To find my perfect fit I logged over 50 meetings with all the people I knew and respected in the greater tech industry and laid out my thesis to each of them. Chris Sacca heard it and said I had to meet InVenture, a company he had just invested in that was in need of Operational and Strategic support.

It’s been an amazing run. When I joined InVenture’s product line was SMS-based and required 30 days of daily customer usage to be able to credit score them, and loans could only be gotten to them if we could get a local bank to use our scores. But we obsessed over the emerging market customer and we made some hard, big bets on Android and mobile money being used around the globe. InVenture now credit scores and directly lends to worthy customer in under 3 minutes of installing our Android application in 3 emerging markets and growing. Most importantly the customers love it and thank us every day for providing it.

InVenture is in a really great place. In Peter Thiel terms it’s officially gone from Zero to One. Now it’s time for the Finance, Portfolio and Expansion teams to take over.

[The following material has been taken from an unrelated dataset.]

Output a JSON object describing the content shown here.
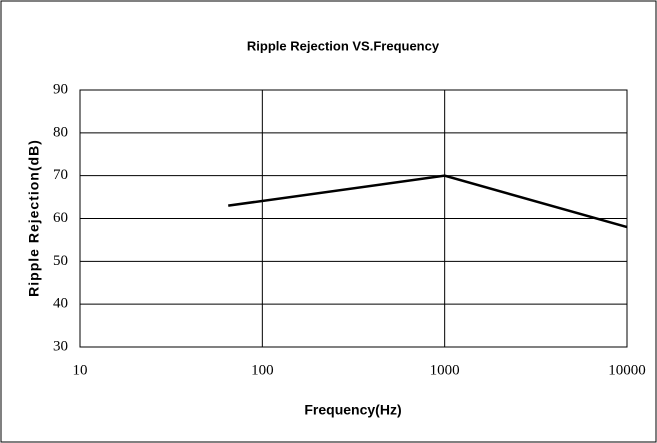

So while leaving now is bittersweet for me, I’m thrilled to get to start afresh without having to wait 10 years like last time. I’m still obsessed with the intersection of profound social impact and exceptional business opportunity. I expect it will take another 50 meetings to find the perfect next one, and I’m looking forward to that process again.

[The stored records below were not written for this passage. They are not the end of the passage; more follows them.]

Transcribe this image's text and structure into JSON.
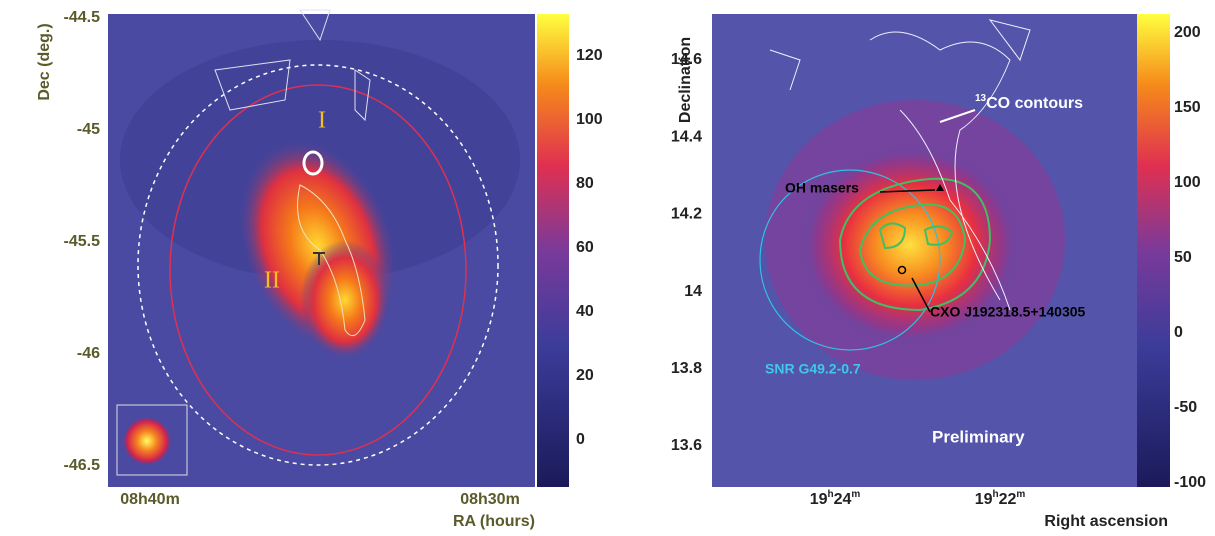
{
  "panels": [
    {
      "y_label": "Dec (deg.)",
      "x_label": "RA (hours)",
      "y_tick_labels": [
        "-44.5",
        "-45",
        "-45.5",
        "-46",
        "-46.5"
      ],
      "x_tick_labels": [
        "08h40m",
        "08h30m"
      ],
      "colorbar_tick_labels": [
        "120",
        "100",
        "80",
        "60",
        "40",
        "20",
        "0"
      ],
      "annotations": [
        "I",
        "II"
      ]
    },
    {
      "y_label": "Declination",
      "x_label": "Right ascension",
      "y_tick_labels": [
        "14.6",
        "14.4",
        "14.2",
        "14",
        "13.8",
        "13.6"
      ],
      "x_tick_labels": [
        [
          "19",
          "h",
          "24",
          "m"
        ],
        [
          "19",
          "h",
          "22",
          "m"
        ]
      ],
      "colorbar_tick_labels": [
        "200",
        "150",
        "100",
        "50",
        "0",
        "-50",
        "-100"
      ],
      "co_label": [
        "13",
        "CO contours"
      ],
      "annotations": [
        "OH masers",
        "CXO J192318.5+140305",
        "SNR G49.2-0.7",
        "Preliminary"
      ]
    }
  ]
}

HW: If you were just starting your career in tech, would SF still be where you chose to settle? What do you make of the discussion whether or not dominance of tech in the economy is making SF worse?

I thought you said the questions were going to be easy Hunter? It’s becoming a little more debatable, but as of now I would recommend getting to The Bay Area. But be forewarned that for all the superior opportunities, there’s a lot of crud, hype, and employer misinformation meaning you can still have a mediocre personal experience. You could easily work for three “sure things” in a row that all turn out to be disasters. Yet you could work for one unknown company in a city near you that improves your life forever. So, wherever you are, work hard, commit to your job and your team, make sure you’re being respected enough, don’t believe half of what you read in TechCrunch, and make sure you’re always meeting lots of people all along the way.

As to “Is the dominance of the tech industry making SF worse?” No, it’s also making things better (see the mid-Market area). But what it is doing is making SF more boring. The populace is homogenizing, and many new residents care as little for the city’s long-term welfare as they did their college town. SF has always been a transient boomtown, and now is no different, but the vibrancy of the previous transients is simply not present in the people that spend more time looking at their phones instead of their neighbors.

It’s my optimistic expectation though that SF-as-tech-epicenter of the Bay Area will dissipate, and of the many who do realize they’ve grown roots and want to stay in SF for the climate, culture, geography will give back from what they’ve gotten. How many times can you go to the free Hardly Strictly Bluegrass before you realize that being a Venture Capitalist also means you can provide great civic benefit. Or when their children are born at the spectacular Benioff Children’s Hospital, that they can use their success to fund something the city greatly needs.

In fact, I’m done feeling a need to speculate what changes are problematic and am much more keen on noticing how SF is reblooming. Ironically it’s a Grateful Dead song about a urban neighborhood going to seed that I’ve been singing a lot. Everytime I see something new, vibrant and communally-oriented I’ve been singing a refrain from Shakedown Street. “Don’t tell me this town ain’t got no heart. You just gotta poke around.”